= Gold the Man =

1971 novel by Joseph L. Green

First US edition (publ DAW Books)
Cover art by Josh Kirby

Gold the Man is a science fiction novel by Joseph L. Green, published in 1971. It combines themes of genetic engineering, Cold War politics, and sexuality with an encounter between humans and a race of humanoid giants. It was also published under the title The Mind Behind the Eye.

==Plot==
"Gold" is a man created using genetic engineering. The object was to produce a person of high intelligence with superhuman reflexes and muscular coordination. He leads an unfulfilled life, despite having become rich and famous, including a career as a concert pianist. He lacks real companionship, and is certain that he is sterile and cannot have children. He is widely regarded as a playboy who has wasted his potential.

Gold lives in America, in a world governed by the United Nations. Humanity has been under attack by an extraterrestrial race they know only as Exterminators, having never seen an individual. The conflict has resulted in one of the enemy ships crashing on the Moon. The sole survivor is a humanoid giant, who was brain-damaged due to lack of oxygen. Evidently the Exterminators are a race of giants. Compared to them, humans are about the size of a large insect.

The Russians also have a genetic superman, Pavel Petrovna. He has built a capsule inside the giant's head, with the ability to control its body's movements from a keyboard while observing the world through one of the eyes. Petrovna himself is deformed, with arms and legs too short for his body. Only Gold has the ability to operate the controls. The plan is for Gold and Petrovna to be installed in the capsule inside the giant, and await rescue. The giant will be taken back to his home world, allowing the humans to gain intelligence about their attackers.

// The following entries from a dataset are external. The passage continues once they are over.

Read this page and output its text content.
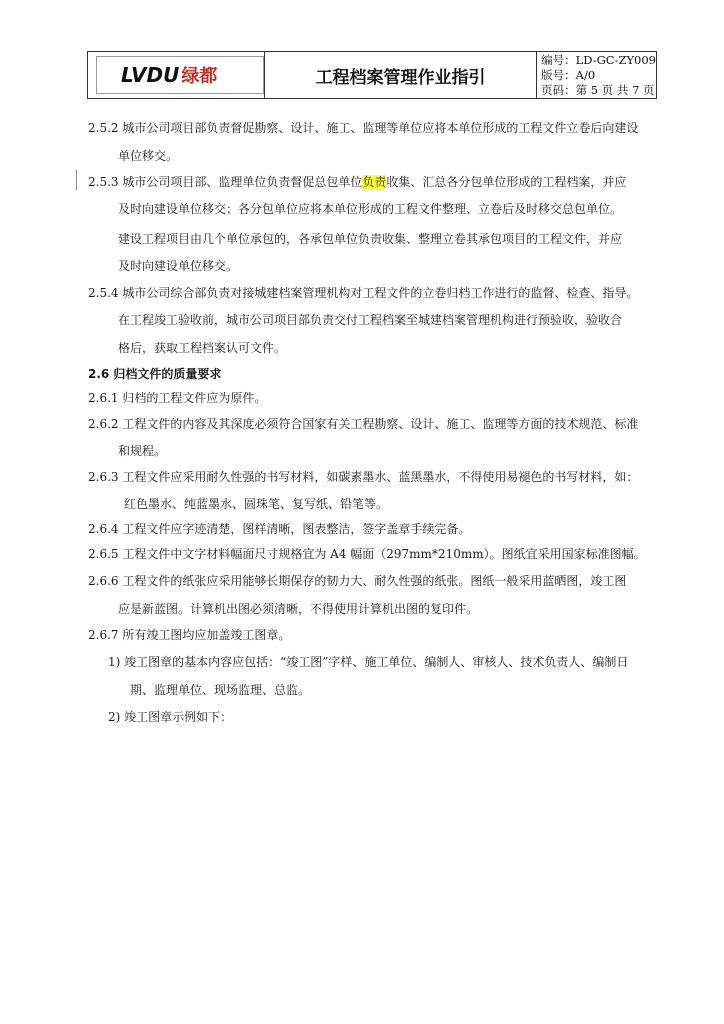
LVDU 绿都	工程档案管理作业指引
编号：LD-GC-ZY009
版号：A/0
页码：第 5 页 共 7 页
2.5.2 城市公司项目部负责督促勘察、设计、施工、监理等单位应将本单位形成的工程文件立卷后向建设
单位移交。
2.5.3 城市公司项目部、监理单位负责督促总包单位负责收集、汇总各分包单位形成的工程档案，并应
及时向建设单位移交；各分包单位应将本单位形成的工程文件整理、立卷后及时移交总包单位。
建设工程项目由几个单位承包的，各承包单位负责收集、整理立卷其承包项目的工程文件，并应
及时向建设单位移交。
2.5.4 城市公司综合部负责对接城建档案管理机构对工程文件的立卷归档工作进行的监督、检查、指导。
在工程竣工验收前，城市公司项目部负责交付工程档案至城建档案管理机构进行预验收，验收合
格后，获取工程档案认可文件。
2.6 归档文件的质量要求
2.6.1 归档的工程文件应为原件。
2.6.2 工程文件的内容及其深度必须符合国家有关工程勘察、设计、施工、监理等方面的技术规范、标准
和规程。
2.6.3 工程文件应采用耐久性强的书写材料，如碳素墨水、蓝黑墨水，不得使用易褪色的书写材料，如：
红色墨水、纯蓝墨水、圆珠笔、复写纸、铅笔等。
2.6.4 工程文件应字迹清楚，图样清晰，图表整洁，签字盖章手续完备。
2.6.5 工程文件中文字材料幅面尺寸规格宜为 A4 幅面（297mm*210mm）。图纸宜采用国家标准图幅。
2.6.6 工程文件的纸张应采用能够长期保存的韧力大、耐久性强的纸张。图纸一般采用蓝晒图，竣工图
应是新蓝图。计算机出图必须清晰，不得使用计算机出图的复印件。
2.6.7 所有竣工图均应加盖竣工图章。
1) 竣工图章的基本内容应包括：“竣工图”字样、施工单位、编制人、审核人、技术负责人、编制日
期、监理单位、现场监理、总监。
2) 竣工图章示例如下：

When Petrovna is killed in an accident on the Moon, the project has to go ahead with his assistant and lover, Marina Syerov, who initially despises Gold.

Flashbacks in the narrative also tell of Gold's upbringing in a research facility, particularly his teenage years when he was found to be sterile despite his strong sexual appetites, and the emotional impact of that discovery.

As the story progresses, Gold comes to appreciate the culture of the giants, as well as discovering that he is not sterile after all, his genetic makeup simply making him slower to mature than humans. Having fathered a child with Marina, he now has a different set of priorities in his life.